Another solution is to block access to xmlrpc.php completely in IIS. In your web.config file add in the appropriate place:

<security>
  <requestFiltering>
    <denyUrlSequences>
      <add sequence="xmlrpc.php" />
    </denyUrlSequences>
  </requestFiltering>
</security>

This blocks requests to /xmlrpc.php URL’s completely, meaning you cannot use a plugin like Jetpack, or other functionality that relies on XML-RPC.
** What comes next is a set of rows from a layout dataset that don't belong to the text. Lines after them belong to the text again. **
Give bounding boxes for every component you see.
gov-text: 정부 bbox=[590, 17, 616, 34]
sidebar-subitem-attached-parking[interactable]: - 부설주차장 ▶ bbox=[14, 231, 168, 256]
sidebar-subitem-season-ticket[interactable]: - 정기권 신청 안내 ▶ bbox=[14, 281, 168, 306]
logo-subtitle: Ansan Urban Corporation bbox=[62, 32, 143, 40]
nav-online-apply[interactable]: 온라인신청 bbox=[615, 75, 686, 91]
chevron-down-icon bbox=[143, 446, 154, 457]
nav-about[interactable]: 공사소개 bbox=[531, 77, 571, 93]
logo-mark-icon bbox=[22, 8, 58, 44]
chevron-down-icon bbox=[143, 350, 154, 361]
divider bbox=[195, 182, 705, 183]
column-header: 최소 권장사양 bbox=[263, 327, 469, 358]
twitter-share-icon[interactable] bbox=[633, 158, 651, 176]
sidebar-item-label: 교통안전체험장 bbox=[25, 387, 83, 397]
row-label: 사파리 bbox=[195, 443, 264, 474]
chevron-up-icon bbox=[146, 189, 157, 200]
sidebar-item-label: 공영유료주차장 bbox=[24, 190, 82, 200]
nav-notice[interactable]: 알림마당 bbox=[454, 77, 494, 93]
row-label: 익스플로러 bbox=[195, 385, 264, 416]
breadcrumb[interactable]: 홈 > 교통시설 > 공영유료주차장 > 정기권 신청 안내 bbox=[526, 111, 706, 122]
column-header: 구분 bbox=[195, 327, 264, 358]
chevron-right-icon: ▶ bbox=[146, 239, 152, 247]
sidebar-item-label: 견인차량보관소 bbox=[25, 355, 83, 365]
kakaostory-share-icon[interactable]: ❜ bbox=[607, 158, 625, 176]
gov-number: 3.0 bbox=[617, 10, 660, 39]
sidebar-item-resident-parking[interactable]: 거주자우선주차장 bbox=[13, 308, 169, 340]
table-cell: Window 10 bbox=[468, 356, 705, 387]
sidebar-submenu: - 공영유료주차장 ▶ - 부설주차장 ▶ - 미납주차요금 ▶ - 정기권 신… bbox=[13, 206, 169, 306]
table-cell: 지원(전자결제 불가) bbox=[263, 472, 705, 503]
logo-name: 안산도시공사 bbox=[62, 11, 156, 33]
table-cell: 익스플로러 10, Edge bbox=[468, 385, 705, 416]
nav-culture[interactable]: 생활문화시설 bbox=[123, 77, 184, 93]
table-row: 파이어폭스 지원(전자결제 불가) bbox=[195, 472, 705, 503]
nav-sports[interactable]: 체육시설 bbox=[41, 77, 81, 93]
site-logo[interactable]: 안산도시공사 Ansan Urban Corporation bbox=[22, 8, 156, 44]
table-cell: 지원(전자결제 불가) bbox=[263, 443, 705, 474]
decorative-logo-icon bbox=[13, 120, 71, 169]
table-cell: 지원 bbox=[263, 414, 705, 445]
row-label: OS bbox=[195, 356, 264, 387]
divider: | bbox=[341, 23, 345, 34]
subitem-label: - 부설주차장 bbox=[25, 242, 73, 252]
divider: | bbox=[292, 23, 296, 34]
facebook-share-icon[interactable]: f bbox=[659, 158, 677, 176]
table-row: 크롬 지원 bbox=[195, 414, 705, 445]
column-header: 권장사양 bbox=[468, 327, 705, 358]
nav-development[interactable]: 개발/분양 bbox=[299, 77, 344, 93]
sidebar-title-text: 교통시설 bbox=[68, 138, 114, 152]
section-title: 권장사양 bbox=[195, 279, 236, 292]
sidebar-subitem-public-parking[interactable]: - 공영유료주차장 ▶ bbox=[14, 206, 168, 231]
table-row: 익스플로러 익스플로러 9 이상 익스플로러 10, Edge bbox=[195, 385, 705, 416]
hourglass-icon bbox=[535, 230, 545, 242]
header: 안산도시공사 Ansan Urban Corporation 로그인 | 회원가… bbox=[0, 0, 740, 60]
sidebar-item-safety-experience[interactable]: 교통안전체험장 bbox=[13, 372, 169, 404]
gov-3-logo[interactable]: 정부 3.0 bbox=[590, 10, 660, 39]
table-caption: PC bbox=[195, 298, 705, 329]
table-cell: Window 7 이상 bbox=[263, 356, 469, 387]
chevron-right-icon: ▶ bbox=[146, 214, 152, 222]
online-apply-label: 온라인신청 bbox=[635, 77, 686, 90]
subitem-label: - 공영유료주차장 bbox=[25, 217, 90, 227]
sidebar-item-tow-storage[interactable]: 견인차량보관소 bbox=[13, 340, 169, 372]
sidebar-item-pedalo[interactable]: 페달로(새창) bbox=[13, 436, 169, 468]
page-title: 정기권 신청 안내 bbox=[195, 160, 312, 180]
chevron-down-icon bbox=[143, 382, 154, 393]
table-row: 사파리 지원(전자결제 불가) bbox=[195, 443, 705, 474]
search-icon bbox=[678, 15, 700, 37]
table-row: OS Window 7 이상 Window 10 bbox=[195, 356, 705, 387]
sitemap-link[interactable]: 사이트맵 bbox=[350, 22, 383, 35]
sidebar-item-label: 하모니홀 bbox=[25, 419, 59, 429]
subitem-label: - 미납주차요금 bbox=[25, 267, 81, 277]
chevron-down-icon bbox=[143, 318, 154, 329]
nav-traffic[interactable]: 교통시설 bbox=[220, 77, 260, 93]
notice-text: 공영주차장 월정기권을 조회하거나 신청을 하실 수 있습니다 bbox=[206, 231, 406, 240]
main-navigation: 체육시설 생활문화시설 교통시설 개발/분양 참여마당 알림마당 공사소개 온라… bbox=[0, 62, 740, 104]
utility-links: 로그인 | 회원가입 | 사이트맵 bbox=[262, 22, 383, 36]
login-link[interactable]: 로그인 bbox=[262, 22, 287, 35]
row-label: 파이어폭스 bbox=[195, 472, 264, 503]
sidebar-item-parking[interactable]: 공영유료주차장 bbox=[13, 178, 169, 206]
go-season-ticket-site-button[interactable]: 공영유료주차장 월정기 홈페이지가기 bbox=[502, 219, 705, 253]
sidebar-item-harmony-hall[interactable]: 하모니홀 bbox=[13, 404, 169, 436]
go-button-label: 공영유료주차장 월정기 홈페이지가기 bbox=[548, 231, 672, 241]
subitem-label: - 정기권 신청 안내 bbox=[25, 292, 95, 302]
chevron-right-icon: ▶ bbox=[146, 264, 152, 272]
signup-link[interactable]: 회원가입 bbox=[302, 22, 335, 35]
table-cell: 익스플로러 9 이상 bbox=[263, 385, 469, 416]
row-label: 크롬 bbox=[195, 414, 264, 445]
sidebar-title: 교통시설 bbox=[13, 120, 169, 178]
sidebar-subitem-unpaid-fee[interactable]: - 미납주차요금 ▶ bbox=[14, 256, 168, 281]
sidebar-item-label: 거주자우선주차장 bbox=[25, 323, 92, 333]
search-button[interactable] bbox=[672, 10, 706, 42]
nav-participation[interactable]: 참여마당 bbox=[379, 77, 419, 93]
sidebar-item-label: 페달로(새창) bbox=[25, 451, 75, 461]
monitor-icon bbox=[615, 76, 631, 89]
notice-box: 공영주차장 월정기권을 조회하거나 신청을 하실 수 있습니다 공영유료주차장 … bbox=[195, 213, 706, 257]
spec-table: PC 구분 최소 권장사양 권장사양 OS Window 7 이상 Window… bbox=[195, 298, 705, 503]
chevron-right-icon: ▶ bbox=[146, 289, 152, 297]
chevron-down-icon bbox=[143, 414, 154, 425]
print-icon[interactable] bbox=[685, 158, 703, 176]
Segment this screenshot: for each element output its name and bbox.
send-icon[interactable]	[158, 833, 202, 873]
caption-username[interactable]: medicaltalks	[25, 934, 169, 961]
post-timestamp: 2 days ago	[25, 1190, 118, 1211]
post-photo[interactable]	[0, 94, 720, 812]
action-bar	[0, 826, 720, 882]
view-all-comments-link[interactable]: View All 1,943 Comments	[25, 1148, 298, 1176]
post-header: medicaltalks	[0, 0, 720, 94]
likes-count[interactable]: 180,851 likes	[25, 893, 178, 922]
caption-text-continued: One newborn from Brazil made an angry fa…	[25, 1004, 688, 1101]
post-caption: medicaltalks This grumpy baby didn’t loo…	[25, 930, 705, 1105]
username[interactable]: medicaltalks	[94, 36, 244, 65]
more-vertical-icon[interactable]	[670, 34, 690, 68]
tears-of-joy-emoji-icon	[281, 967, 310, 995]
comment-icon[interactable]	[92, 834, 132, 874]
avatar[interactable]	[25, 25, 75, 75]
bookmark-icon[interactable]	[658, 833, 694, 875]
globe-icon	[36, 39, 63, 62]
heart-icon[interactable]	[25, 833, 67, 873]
For a full list of the WordPress API functions available to developers via XML-RPC, take a look at this page on the WordPress codex.

Apache .htaccess mod_authz_host equivalent #

To use on a Linux web server with Apache 2.2. A mod_authz_host .htaccess equivalent for the above web.config, for you to use, is as follows:

# Block access to xmlrpc.php for everyone 
# except WordPress.com and Jetpack IP addresses.
#
# Whitelist IP ranges in Apache 2.2 .htaccess using mod_authz_host:
# https://httpd.apache.org/docs/2.2/mod/mod_authz_host.html
<Files xmlrpc.php>
  order deny,allow
  allow from 185.64.140.0/22
  allow from 64.34.206.0/24
  allow from 192.0.64.0/18
  allow from 198.181.116.0/22
  allow from 76.74.248.128/25
  allow from 76.74.255.0/25
  allow from 2620:115:C000::/40
  allow from 2a04:fa80::/29
  deny from all
</Files>

When using Apache 2.4, you need to use a slightly different syntaxis for the Apache module mod_authz_host:

<Files xmlrpc.php>
  # Help: https://httpd.apache.org/docs/2.4/mod/mod_authz_host.html
  Require ip 185.64.140.0/22
  Require ip 64.34.206.0/24
  Require ip 192.0.64.0/18
  Require ip 198.181.116.0/22
  Require ip 76.74.248.128/25
  Require ip 76.74.255.0/25
  Require ip 2620:115:C000::/40
  Require ip 2a04:fa80::/29
</Files>

What if WordPress/Jetpack IP addresses change? #

Unfortunately you need to regularly check http://whois.arin.net/rest/org/AUTOM-93/nets to see if IP blocks have changed.

Related:   HackRepair.com's Bad Bots .htaccess in web.config for IIS

I hope this’ll help you in keeping your site safe!